Kamuya yaşam tarzı rötuşu
Demokratikleşme paketinin en önemli maddelerinden biri...
Kılık Kıyafet Yönetmeliği’nin kadınlarla ilgili hükmünden ‘baş daima açık’ ifadesi çıkartılacak. Çarşaf ve mini etek gibi kıyafetlere karşı ise ‘sosyal hayata uygun’ kriteri gelecek.

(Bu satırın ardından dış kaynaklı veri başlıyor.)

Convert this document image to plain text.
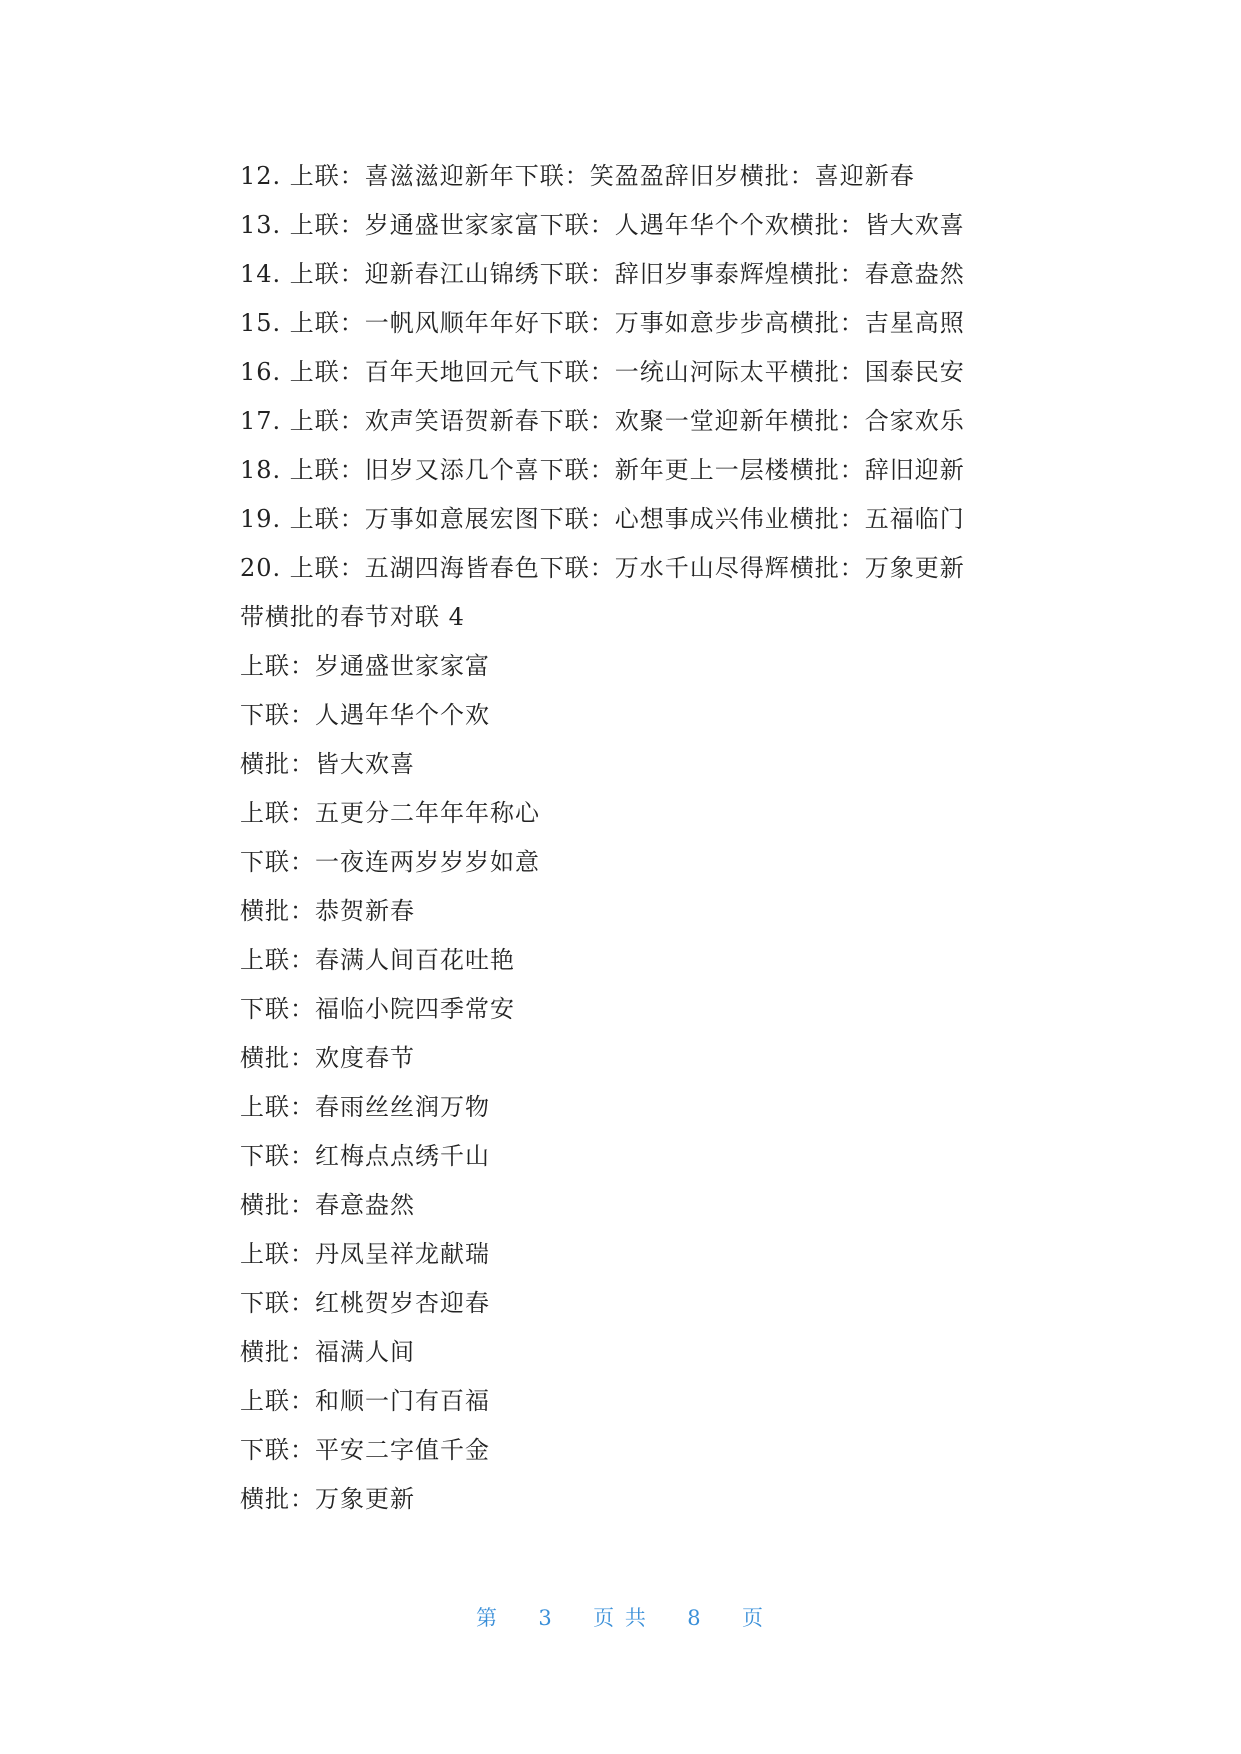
12. 上联：喜滋滋迎新年下联：笑盈盈辞旧岁横批：喜迎新春
13. 上联：岁通盛世家家富下联：人遇年华个个欢横批：皆大欢喜
14. 上联：迎新春江山锦绣下联：辞旧岁事泰辉煌横批：春意盎然
15. 上联：一帆风顺年年好下联：万事如意步步高横批：吉星高照
16. 上联：百年天地回元气下联：一统山河际太平横批：国泰民安
17. 上联：欢声笑语贺新春下联：欢聚一堂迎新年横批：合家欢乐
18. 上联：旧岁又添几个喜下联：新年更上一层楼横批：辞旧迎新
19. 上联：万事如意展宏图下联：心想事成兴伟业横批：五福临门
20. 上联：五湖四海皆春色下联：万水千山尽得辉横批：万象更新
带横批的春节对联 4
上联：岁通盛世家家富
下联：人遇年华个个欢
横批：皆大欢喜
上联：五更分二年年年称心
下联：一夜连两岁岁岁如意
横批：恭贺新春
上联：春满人间百花吐艳
下联：福临小院四季常安
横批：欢度春节
上联：春雨丝丝润万物
下联：红梅点点绣千山
横批：春意盎然
上联：丹凤呈祥龙献瑞
下联：红桃贺岁杏迎春
横批：福满人间
上联：和顺一门有百福
下联：平安二字值千金
横批：万象更新
第 3 页 共 8 页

Başbakan Recep Tayyip Erdoğan’ın demokratikleşme paketi kapsamında kamuda başörtüsü yasağının kaldırılacağı ve kişilerin yaşam tarzına tercihlere müdahale edenler için 3 yıla kadar hapis cezasının gündeme getirileceğini açıklamasının ardından gözler bu yönde gerçekleştirilecek mevzuat düzenlemelerine çevrildi.
5’inci madde değişiyor
Bu kapsamda, TSK, Emniyet mensupları ile hakim ve savcılar dışında kamuda çalışan kadın memurların “türban” takabilmesinin önünün açılması için Kılık Kıyafet Yönetmeliği’nin 5. maddesinin 1. fıkrasında değişiklik yapılacak. Bu maddedeki, “Kadınlar; elbise, pantolon etek temiz, düzgün, ütülü ve sade, ayakkabılar ve/veya çizmeler sade ve normal topuklu, boyalı, görev mahallinde baş daima açık, saçlar düzgün taranmış veya toplanmış, tırnaklar normal kesilmiş olur. Kolsuz ve çok açık yakalı gömlek, bluz veya elbise ile streç, kot ve benzeri pantolonlar giyilmez. Etek boyu dizden yukarı ve yırtmaçlı olamaz” şeklindeki hükümden “baş daima açık” ifadesi çıkartılacak. AK Parti kurmaylarının verdiği bilgiye göre sınırlayıcı hükümler ayıklanarak “Sade ve sosyal hayatta kullanılan kıyafetler” ifadesi eklenecek. Böylece mini etek ya da çarşaf engellenecek.
Ayrıca TCK’nın “Eğitim ve öğretimin engellenmesi”, “İş ve çalışma hürriyetinin ihlali”, “İnanç, düşünce ve kanaat hürriyetinin kullanılmasını engelleme” maddelerinde değişikliğe gidilmesi de gündemde.
TCK’ya da rötuş
Yapılacak çalışma kapsamında “Eğitim ve öğretimin engellenmesi” maddesinin başlığı “eğitim ve öğretim hakkının engellenmesi” şeklinde değiştirilmesi, kişinin eğitim ve öğretim hakkını kullanmasına engel olanlara 1 yıldan 3 yıla kadar hapis cezası öngörülmesi düşünülüyor.
‘Çalışma hürriyeti’
“İş ve çalışma hürriyetinin ihlali” başlıklı maddede de benzer bir düzenlemenin hayata geçirileceği belirtilirken, “İnanç düşünce ve kanaat hürriyetinin kullanılmasını engelleme” başlıklı “Dini ibadet ve ayinlerin toplu olarak yapılmasının, cebir veya tehdit kullanılarak ya da hukuka aykırı başka bir davranışla engellenmesi halinde” bir yıldan 3 yıla kadar hapis cezası öngören fıkraya “mensubu olduğu dinin emir ve yasaklarına uygun davranmaktan men edilmesi” ifadesinin eklenmesi bekleniyor. Ayrıca maddeye, “dini ibadet ve ayinlerin bireysel veya toplu olarak” rötuşu da düşünülüyor.